Davi estava parado como um zumbi, coçando o olho e fazendo uma careta. Na mente dele, havia morrido e este era o paraíso, desfilando pela cozinha de sua casa, os cabelos ruivos presos num coque bem no topo da cabeça, com vários fios escapando, a mesa cheia de comida que ele nem lembrava de ter visto antes. É, eu fui de arrasta mesmo. Podia jurar que estava até ouvindo uma música que dizia “tu és Santo” e sentindo o cheirinho de café feito na hora. 

Caramba, eu peguei muito pesado ontem.
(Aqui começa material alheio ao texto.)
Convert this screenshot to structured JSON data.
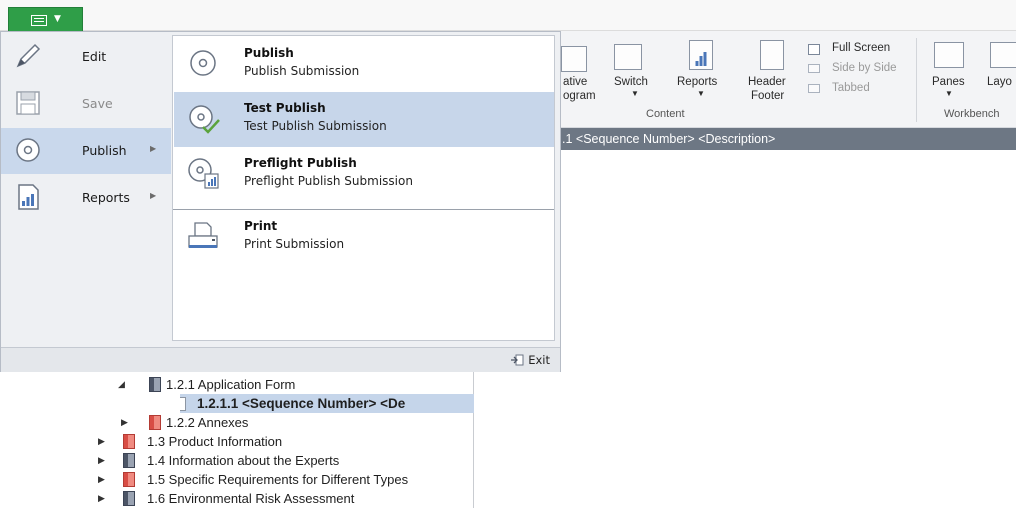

E mesmo assim tô no céu? 

Emily sorriu, com uma frigideira nas mãos.

— Bom dia. 

Davi sentiu como se o mundo inteiro tivesse se iluminado com aquele sorriso. Depois, esfregou a mão toda no rosto. Aparentemente, seus delírios não tinham limite.

— Fiquei tão chapado que já estou tendo alucinações, não é possível. Você não tá aqui de verdade, Emily. Diz pra mim. 

Ela soltou a frigideira no fogão e colocou um pão aberto ali, antes de acender o fogo.

— Como se sente hoje? — perguntou. 

— Destruído. 

— Imagino.

Ele se aproximou e se jogou numa cadeira. Depois, olhou para Emily como se ela fosse maluca.

— Desculpa, mas… o que é tudo isso? — De repente, ele arregalou os olhos. — Ai, meu Deus! Não me diga que a gente transou.

Emily sentiu o rosto esquentar.

— Não! Qual o seu problema? Por que eu dormiria com você, menino? Meu Deus, tá repreendido. 

— Ah, que susto. Mas é que… eu tô tentando encontrar uma explicação pra sua presença na minha casa e não tô conseguindo. Será que minha mente já ficou tão alucinada que tá criando essa situação toda? Porque olha, eu estaria de parabéns pela criatividade, sinceramente. 

— Tô cuidando de você. 

— Você quebrou sua palavra.

— Qual?

— Disse que não ia aparecer na minha casa do nada. 

— Ei, não foi do nada. Não tinha nada aqui, saí pra comprar. E sobre ontem, você me ligou e pediu ajuda. Você nem conseguia andar, eu e o motorista do uber te arrastamos pra cá e eu dormi aqui, no sofá. Foi bem desconfortável, mas tá tudo bem. Sou jovem e minhas costas vão melhorar logo.  

Ele ficou balançando a cabeça enquanto o rosto ficava vermelho. 

— Tá tudo errado, cara. Eu te coloquei em perigo, me desculpa, sério. Não sei qual o meu problema. Nem me lembro de ter te ligado. 

— Entendo. 

— Passei o dia irritado com você. Nem sei porque te liguei. 

— Tudo bem, eu queria até te pedir desculpas pelo tapa. Não sou assim, nunca fiz uma coisa dessas. É muito difícil eu perder a calma desse jeito. Me senti super mal.